To convert from a serial time estimate to an MPI time estimate, first figure out the number of “effective” processors you will be using. If you have 4 CPUs and 16 meshes, you will benefit from all 4 processors. If you have 4 CPUs and 3 meshes, you’ll only be using 3 processors. For a very optimistic estimate, divide by that number. For a more realistic estimate, you can handicap the effectiveness based on how evenly-divided the meshes are. If one has more cells than the others (e.g. 4 CPUs, 5 meshes), this process will control the simulation time.

These estimations were created by averaging the serial results and fitting the resulting curve for each quantity in Excel. The run time estimate used a polynomial curve and the memory and output estimates were based on a linear trend line. Since there was only one data point with over 1M cells, this simulation carried great weight in the estimation and additional results from large simulations could substantially alter estimated times.

Procedures

These tests were performed on the workstation computing hardware at Thunderhead Engineering. Often, while running a particular benchmark, the computer was in use for daily work activities. The level of scientific rigor used to gather this data was relatively low and intended only as a basis for rough estimates of the resources needed to run comparable simulations.

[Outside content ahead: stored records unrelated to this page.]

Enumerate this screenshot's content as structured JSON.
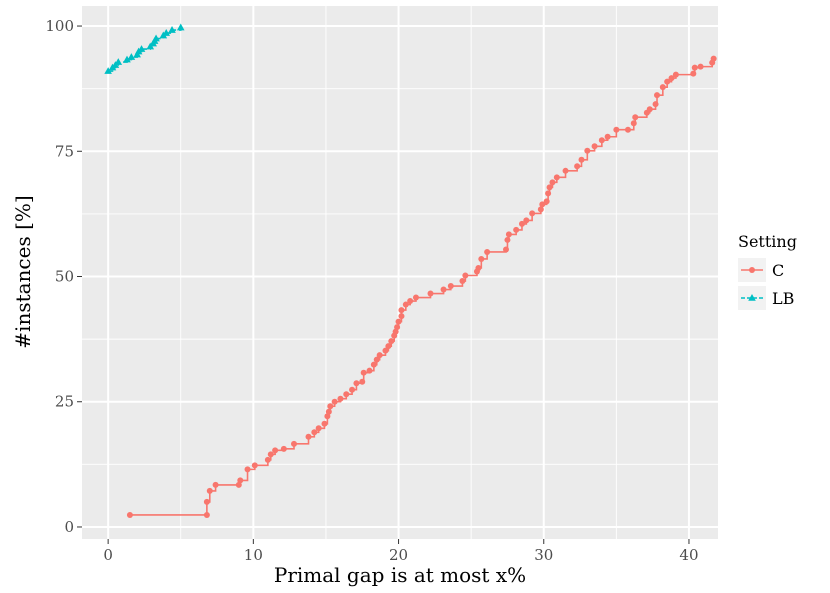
{
  "chart_data": {
    "type": "line",
    "title": "",
    "xlabel": "Primal gap is at most x%",
    "ylabel": "#instances [%]",
    "xlim": [
      -1.8,
      42.0
    ],
    "ylim": [
      -2.4,
      104.0
    ],
    "x_ticks": [
      0,
      10,
      20,
      30,
      40
    ],
    "y_ticks": [
      0,
      25,
      50,
      75,
      100
    ],
    "grid": true,
    "legend": {
      "title": "Setting",
      "position": "right"
    },
    "colors": {
      "C": "#f8766d",
      "LB": "#00bfc4",
      "panel": "#ebebeb",
      "grid": "#ffffff"
    },
    "series": [
      {
        "name": "C",
        "marker": "circle",
        "line": "solid",
        "points": [
          [
            1.5,
            2.4
          ],
          [
            6.8,
            2.4
          ],
          [
            6.8,
            5.0
          ],
          [
            7.0,
            7.2
          ],
          [
            7.4,
            8.4
          ],
          [
            9.0,
            8.4
          ],
          [
            9.1,
            9.3
          ],
          [
            9.6,
            11.5
          ],
          [
            10.1,
            12.3
          ],
          [
            11.0,
            13.4
          ],
          [
            11.2,
            14.5
          ],
          [
            11.5,
            15.3
          ],
          [
            12.1,
            15.6
          ],
          [
            12.8,
            16.6
          ],
          [
            13.8,
            18.0
          ],
          [
            14.2,
            18.9
          ],
          [
            14.5,
            19.7
          ],
          [
            14.9,
            20.6
          ],
          [
            15.1,
            22.1
          ],
          [
            15.2,
            23.0
          ],
          [
            15.3,
            24.1
          ],
          [
            15.6,
            25.0
          ],
          [
            16.0,
            25.6
          ],
          [
            16.4,
            26.5
          ],
          [
            16.8,
            27.4
          ],
          [
            17.1,
            28.7
          ],
          [
            17.5,
            29.0
          ],
          [
            17.6,
            30.8
          ],
          [
            18.0,
            31.2
          ],
          [
            18.3,
            32.4
          ],
          [
            18.5,
            33.4
          ],
          [
            18.7,
            34.3
          ],
          [
            19.1,
            35.2
          ],
          [
            19.3,
            36.1
          ],
          [
            19.5,
            37.1
          ],
          [
            19.7,
            38.2
          ],
          [
            19.8,
            39.0
          ],
          [
            19.9,
            39.9
          ],
          [
            20.0,
            41.0
          ],
          [
            20.2,
            42.1
          ],
          [
            20.2,
            43.3
          ],
          [
            20.5,
            44.4
          ],
          [
            20.8,
            45.1
          ],
          [
            21.2,
            45.8
          ],
          [
            22.2,
            46.6
          ],
          [
            23.1,
            47.4
          ],
          [
            23.6,
            48.1
          ],
          [
            24.4,
            49.1
          ],
          [
            24.6,
            50.2
          ],
          [
            25.4,
            51.0
          ],
          [
            25.5,
            51.7
          ],
          [
            25.7,
            53.5
          ],
          [
            26.1,
            54.9
          ],
          [
            27.4,
            55.4
          ],
          [
            27.5,
            57.3
          ],
          [
            27.6,
            58.4
          ],
          [
            28.1,
            59.3
          ],
          [
            28.5,
            60.5
          ],
          [
            28.8,
            61.2
          ],
          [
            29.2,
            62.6
          ],
          [
            29.8,
            63.4
          ],
          [
            29.9,
            64.4
          ],
          [
            30.2,
            65.0
          ],
          [
            30.3,
            66.6
          ],
          [
            30.4,
            67.8
          ],
          [
            30.6,
            68.8
          ],
          [
            30.9,
            69.8
          ],
          [
            31.5,
            71.1
          ],
          [
            32.3,
            72.0
          ],
          [
            32.6,
            73.3
          ],
          [
            33.0,
            75.1
          ],
          [
            33.5,
            76.0
          ],
          [
            34.0,
            77.2
          ],
          [
            34.4,
            77.9
          ],
          [
            35.0,
            79.3
          ],
          [
            35.8,
            79.3
          ],
          [
            36.2,
            80.6
          ],
          [
            36.3,
            81.8
          ],
          [
            37.1,
            82.7
          ],
          [
            37.3,
            83.4
          ],
          [
            37.7,
            84.4
          ],
          [
            37.8,
            86.2
          ],
          [
            38.2,
            87.8
          ],
          [
            38.5,
            88.9
          ],
          [
            38.8,
            89.6
          ],
          [
            39.1,
            90.3
          ],
          [
            40.3,
            90.5
          ],
          [
            40.4,
            91.7
          ],
          [
            40.8,
            91.9
          ],
          [
            41.6,
            92.7
          ],
          [
            41.7,
            93.5
          ]
        ]
      },
      {
        "name": "LB",
        "marker": "triangle",
        "line": "dashed",
        "points": [
          [
            0.0,
            91.0
          ],
          [
            0.3,
            91.7
          ],
          [
            0.5,
            92.2
          ],
          [
            0.7,
            92.8
          ],
          [
            1.3,
            93.3
          ],
          [
            1.6,
            93.8
          ],
          [
            2.0,
            94.3
          ],
          [
            2.1,
            94.9
          ],
          [
            2.3,
            95.4
          ],
          [
            2.9,
            95.9
          ],
          [
            3.1,
            96.5
          ],
          [
            3.2,
            97.0
          ],
          [
            3.3,
            97.5
          ],
          [
            3.8,
            98.1
          ],
          [
            4.0,
            98.6
          ],
          [
            4.4,
            99.2
          ],
          [
            5.0,
            99.7
          ]
        ]
      }
    ]
  }
}
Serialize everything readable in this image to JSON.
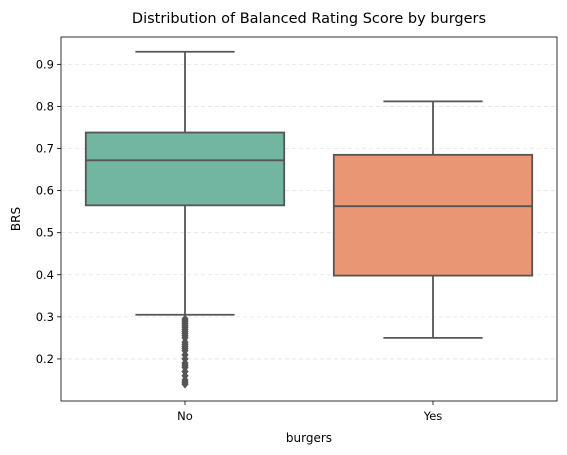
{
  "chart_data": {
    "type": "box",
    "title": "Distribution of Balanced Rating Score by burgers",
    "xlabel": "burgers",
    "ylabel": "BRS",
    "ylim": [
      0.1,
      0.965
    ],
    "yticks": [
      0.2,
      0.3,
      0.4,
      0.5,
      0.6,
      0.7,
      0.8,
      0.9
    ],
    "ytick_labels": [
      "0.2",
      "0.3",
      "0.4",
      "0.5",
      "0.6",
      "0.7",
      "0.8",
      "0.9"
    ],
    "grid": "horizontal dashed",
    "categories": [
      "No",
      "Yes"
    ],
    "boxes": [
      {
        "category": "No",
        "whisker_low": 0.305,
        "q1": 0.565,
        "median": 0.672,
        "q3": 0.738,
        "whisker_high": 0.93,
        "outliers": [
          0.295,
          0.29,
          0.285,
          0.28,
          0.275,
          0.27,
          0.265,
          0.26,
          0.255,
          0.25,
          0.24,
          0.235,
          0.23,
          0.225,
          0.22,
          0.21,
          0.2,
          0.19,
          0.185,
          0.18,
          0.17,
          0.16,
          0.15,
          0.145,
          0.14
        ]
      },
      {
        "category": "Yes",
        "whisker_low": 0.25,
        "q1": 0.398,
        "median": 0.563,
        "q3": 0.685,
        "whisker_high": 0.812,
        "outliers": []
      }
    ],
    "colors": {
      "No": "#72b6a1",
      "Yes": "#e99675",
      "line": "#555555",
      "grid": "#e3e3e3"
    }
  }
}
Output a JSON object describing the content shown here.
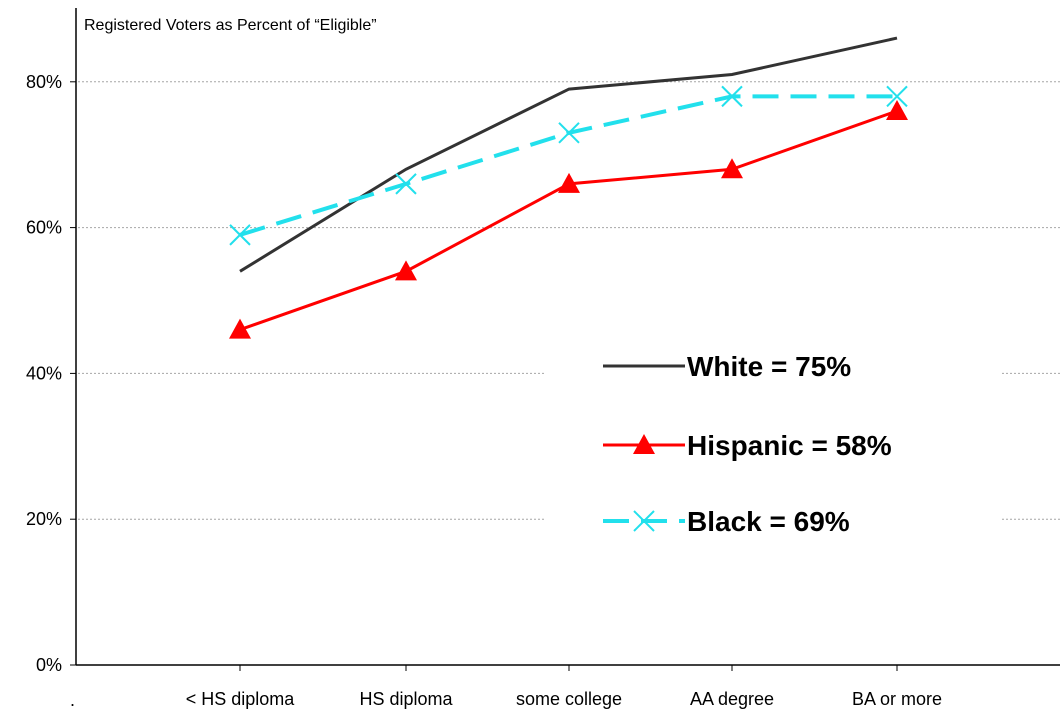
{
  "chart_data": {
    "type": "line",
    "title": "Registered Voters as Percent of “Eligible”",
    "xlabel": "",
    "ylabel": "",
    "categories": [
      "< HS diploma",
      "HS diploma",
      "some college",
      "AA degree",
      "BA or more"
    ],
    "y_ticks": [
      "0%",
      "20%",
      "40%",
      "60%",
      "80%"
    ],
    "ylim": [
      0,
      88
    ],
    "grid": "horizontal dotted",
    "legend_position": "center-right",
    "series": [
      {
        "name": "White = 75%",
        "values": [
          54,
          68,
          79,
          81,
          86
        ],
        "color": "#333333",
        "marker": "none",
        "dash": "solid"
      },
      {
        "name": "Hispanic = 58%",
        "values": [
          46,
          54,
          66,
          68,
          76
        ],
        "color": "#ff0000",
        "marker": "triangle",
        "dash": "solid"
      },
      {
        "name": "Black = 69%",
        "values": [
          59,
          66,
          73,
          78,
          78
        ],
        "color": "#22e0ec",
        "marker": "x",
        "dash": "dashed"
      }
    ],
    "extra_labels": [
      "."
    ]
  }
}
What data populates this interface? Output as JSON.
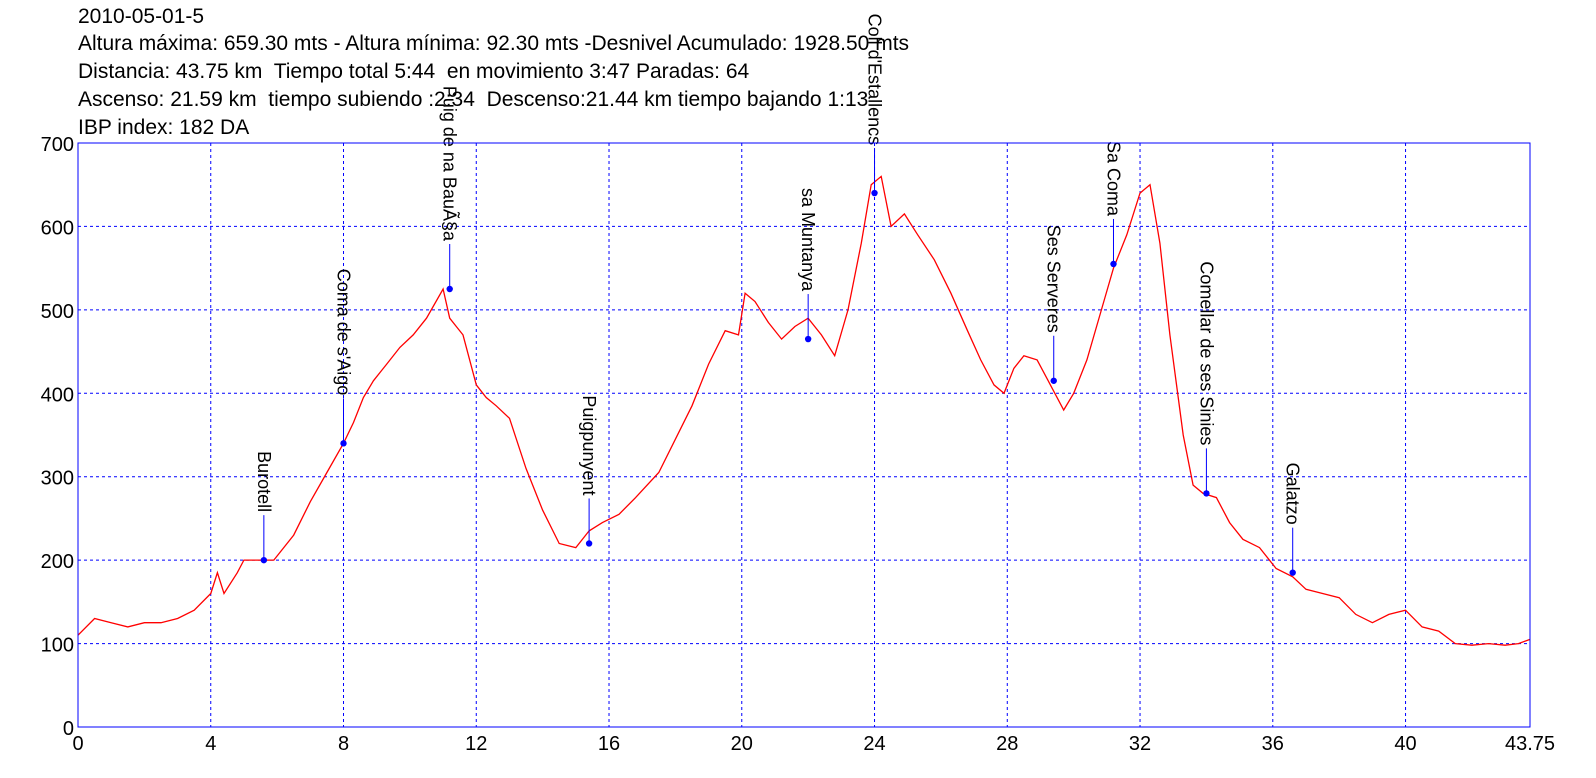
{
  "header": {
    "line1": "2010-05-01-5",
    "line2": "Altura máxima: 659.30 mts - Altura mínima: 92.30 mts -Desnivel Acumulado: 1928.50 mts",
    "line3": "Distancia: 43.75 km  Tiempo total 5:44  en movimiento 3:47 Paradas: 64",
    "line4": "Ascenso: 21.59 km  tiempo subiendo :2:34  Descenso:21.44 km tiempo bajando 1:13",
    "line5": "IBP index: 182 DA"
  },
  "colors": {
    "line": "#ff0000",
    "marker": "#0000ff",
    "grid": "#0000ff",
    "frame": "#0000ff",
    "text": "#000000"
  },
  "chart_data": {
    "type": "line",
    "xlim": [
      0,
      43.75
    ],
    "ylim": [
      0,
      700
    ],
    "x_ticks": [
      "0",
      "4",
      "8",
      "12",
      "16",
      "20",
      "24",
      "28",
      "32",
      "36",
      "40",
      "43.75"
    ],
    "y_ticks": [
      "0",
      "100",
      "200",
      "300",
      "400",
      "500",
      "600",
      "700"
    ],
    "grid": true,
    "series": [
      {
        "x": [
          0,
          0.5,
          1,
          1.5,
          2,
          2.5,
          3,
          3.5,
          4,
          4.2,
          4.4,
          4.8,
          5,
          5.3,
          5.6,
          5.9,
          6.5,
          7,
          7.5,
          8,
          8.3,
          8.6,
          8.9,
          9.3,
          9.7,
          10.1,
          10.5,
          11,
          11.2,
          11.4,
          11.6,
          12,
          12.3,
          12.6,
          13,
          13.5,
          14,
          14.5,
          15,
          15.4,
          15.8,
          16.3,
          16.8,
          17.5,
          18,
          18.5,
          19,
          19.5,
          19.9,
          20.1,
          20.4,
          20.8,
          21.2,
          21.6,
          22,
          22.4,
          22.8,
          23.2,
          23.6,
          23.9,
          24.2,
          24.5,
          24.9,
          25.3,
          25.8,
          26.3,
          26.8,
          27.2,
          27.6,
          27.9,
          28.2,
          28.5,
          28.9,
          29.3,
          29.7,
          30,
          30.4,
          30.8,
          31.2,
          31.6,
          32,
          32.3,
          32.6,
          32.9,
          33.3,
          33.6,
          33.9,
          34.3,
          34.7,
          35.1,
          35.6,
          36.1,
          36.6,
          37,
          37.5,
          38,
          38.5,
          39,
          39.5,
          40,
          40.5,
          41,
          41.5,
          42,
          42.5,
          43,
          43.4,
          43.75
        ],
        "values": [
          110,
          130,
          125,
          120,
          125,
          125,
          130,
          140,
          160,
          185,
          160,
          185,
          200,
          200,
          200,
          200,
          230,
          270,
          305,
          340,
          365,
          395,
          415,
          435,
          455,
          470,
          490,
          525,
          490,
          480,
          470,
          410,
          395,
          385,
          370,
          310,
          260,
          220,
          215,
          235,
          245,
          255,
          275,
          305,
          345,
          385,
          435,
          475,
          470,
          520,
          510,
          485,
          465,
          480,
          490,
          470,
          445,
          500,
          580,
          650,
          660,
          600,
          615,
          590,
          560,
          520,
          475,
          440,
          410,
          400,
          430,
          445,
          440,
          410,
          380,
          400,
          440,
          495,
          550,
          590,
          640,
          650,
          580,
          470,
          350,
          290,
          280,
          275,
          245,
          225,
          215,
          190,
          180,
          165,
          160,
          155,
          135,
          125,
          135,
          140,
          120,
          115,
          100,
          98,
          100,
          98,
          100,
          105
        ]
      }
    ],
    "waypoints": [
      {
        "x": 5.6,
        "y": 200,
        "label": "Burotell"
      },
      {
        "x": 8.0,
        "y": 340,
        "label": "Coma de s'Aigo"
      },
      {
        "x": 11.2,
        "y": 525,
        "label": "Puig de na BauÃ§a"
      },
      {
        "x": 15.4,
        "y": 220,
        "label": "Puigpunyent"
      },
      {
        "x": 22.0,
        "y": 465,
        "label": "sa Muntanya"
      },
      {
        "x": 24.0,
        "y": 640,
        "label": "Coll d'Estallencs"
      },
      {
        "x": 29.4,
        "y": 415,
        "label": "Ses Serveres"
      },
      {
        "x": 31.2,
        "y": 555,
        "label": "Sa Coma"
      },
      {
        "x": 34.0,
        "y": 280,
        "label": "Comellar de ses Sinies"
      },
      {
        "x": 36.6,
        "y": 185,
        "label": "Galatzo"
      }
    ]
  }
}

The run time of a simulation was calculated based on the total execution time of the FDS simulation process. When the process was launched, the clock started, when FDS terminated, the clock stopped.

The memory used by a simulation was calculated by looking at the Peak Working Set column in Windows Vista Task Manager for the FDS process. On XP, this column was labeled Peak Mem Usage. Since the memory data goes is no longer shown in the task manager after the process has completed, we usually just recorded the value after memory usage appeared to have stabilized.

The output data size was accumulated size of all files in the simulation folder excluding any input FDS or PSM files. The size of output can vary greatly based on output options specified in the input file.